Dzemila Sero, now Migelien Gerritzen Fellow at the Rijksmuseum and former postdoc at the Centrum Wiskunde & Informatica, together with a team of researchers from the Rijksmuseum, Leiden and Cambridge University, examined the terracotta sculpture Study for a Hovering Putto attributed to Laurent Delvaux (1696 - 1778) and housed in the Rijksmuseum permanent collection.

The methodology and findings were published open access in Science Advances in a paper with title "Artist profiling using micro-CT scanning of a Rijksmuseum terracotta sculpture".

To acquire preserved impressions on the sculpture, researchers used the computed tomography machine located at the FleX-ray Lab.

Sero and her colleagues developed a pipeline to acquire preserved fingerprints and toolmarks on the visible surface of the statue, as well as on its voids hidden from view, using 3D micro-computed tomography. In addition, they implemented methods for quantitatively characterizing these impressions.

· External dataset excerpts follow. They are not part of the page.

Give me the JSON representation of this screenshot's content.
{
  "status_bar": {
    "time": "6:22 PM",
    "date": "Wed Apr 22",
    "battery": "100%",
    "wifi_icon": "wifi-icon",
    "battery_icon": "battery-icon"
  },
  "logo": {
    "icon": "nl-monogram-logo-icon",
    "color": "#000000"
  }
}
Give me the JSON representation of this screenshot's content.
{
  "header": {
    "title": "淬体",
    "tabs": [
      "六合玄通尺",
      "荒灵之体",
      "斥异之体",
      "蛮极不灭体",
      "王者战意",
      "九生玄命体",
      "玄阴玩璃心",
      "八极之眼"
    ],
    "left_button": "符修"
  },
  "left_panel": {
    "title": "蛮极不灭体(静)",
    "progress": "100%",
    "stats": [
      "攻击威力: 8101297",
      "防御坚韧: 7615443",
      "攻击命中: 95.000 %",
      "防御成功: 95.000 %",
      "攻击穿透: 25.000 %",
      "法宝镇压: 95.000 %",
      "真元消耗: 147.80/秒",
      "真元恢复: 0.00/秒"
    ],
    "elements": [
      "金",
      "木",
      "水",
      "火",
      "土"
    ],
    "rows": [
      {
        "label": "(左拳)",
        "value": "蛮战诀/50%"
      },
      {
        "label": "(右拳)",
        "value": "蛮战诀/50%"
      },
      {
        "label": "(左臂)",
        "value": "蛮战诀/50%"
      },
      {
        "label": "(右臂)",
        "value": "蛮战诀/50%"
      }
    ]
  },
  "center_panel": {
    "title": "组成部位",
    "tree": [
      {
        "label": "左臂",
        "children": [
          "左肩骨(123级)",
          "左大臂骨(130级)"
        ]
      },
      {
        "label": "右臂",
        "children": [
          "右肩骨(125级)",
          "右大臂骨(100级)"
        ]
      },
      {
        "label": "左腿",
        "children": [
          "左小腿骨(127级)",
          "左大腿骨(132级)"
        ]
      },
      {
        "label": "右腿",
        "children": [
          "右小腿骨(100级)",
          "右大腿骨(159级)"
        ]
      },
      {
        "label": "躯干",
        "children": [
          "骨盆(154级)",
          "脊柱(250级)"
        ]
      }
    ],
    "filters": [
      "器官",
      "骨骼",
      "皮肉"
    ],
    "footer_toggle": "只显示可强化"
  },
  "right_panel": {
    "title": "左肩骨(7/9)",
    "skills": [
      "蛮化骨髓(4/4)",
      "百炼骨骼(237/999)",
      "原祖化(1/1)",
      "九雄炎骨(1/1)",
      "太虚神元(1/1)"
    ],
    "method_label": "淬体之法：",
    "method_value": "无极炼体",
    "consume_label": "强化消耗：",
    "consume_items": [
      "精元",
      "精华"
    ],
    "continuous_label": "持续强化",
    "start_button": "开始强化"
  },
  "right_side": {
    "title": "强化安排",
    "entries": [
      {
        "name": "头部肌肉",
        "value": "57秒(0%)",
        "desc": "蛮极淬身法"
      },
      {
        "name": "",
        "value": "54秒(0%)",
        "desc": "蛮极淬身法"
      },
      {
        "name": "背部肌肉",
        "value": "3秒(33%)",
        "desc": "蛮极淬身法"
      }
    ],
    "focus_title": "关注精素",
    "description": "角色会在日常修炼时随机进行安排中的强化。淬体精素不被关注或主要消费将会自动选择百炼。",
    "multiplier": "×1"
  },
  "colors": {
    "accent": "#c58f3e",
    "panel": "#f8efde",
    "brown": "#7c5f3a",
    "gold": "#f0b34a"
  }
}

The authors estimated that the partial fingerprints of this specific piece of art belong to an adult male. This corresponds with the attribution of the model to Laurent Delvaux. Estimating the age cluster of an artist can be useful in those cases where the master was closely working with young pupils, and more information extracted from surviving marks can add value to artworks by supporting artistic attribution. 

Dzemila Sero initiated this research line when she was a postdoc in the Computational Imaging group at Centrum Wiskunde & Informatica and was part of the Impact4Art project.

The Impact4Art project, conceived by Joost Batenburg (project leader) and Erma Hermens, was financially supported by De Nederlandse Organisatie voor Wetenschappelijk Onderzoek (NWO) and The Netherlands Institute for Conservation+Art+Science+ (NICAS).

Sero later obtained a Migelien Gerritzen Fellowship at the Rijksmuseum tu run her own research project “Imaging patterns on terracotta sculptures”. She studies impressions left by artists on artworks from the Rijksmuseum collections, such as human prints, brush strokes and toolmarks, using high resolution 2D and 3D imaging and advanced computational methods.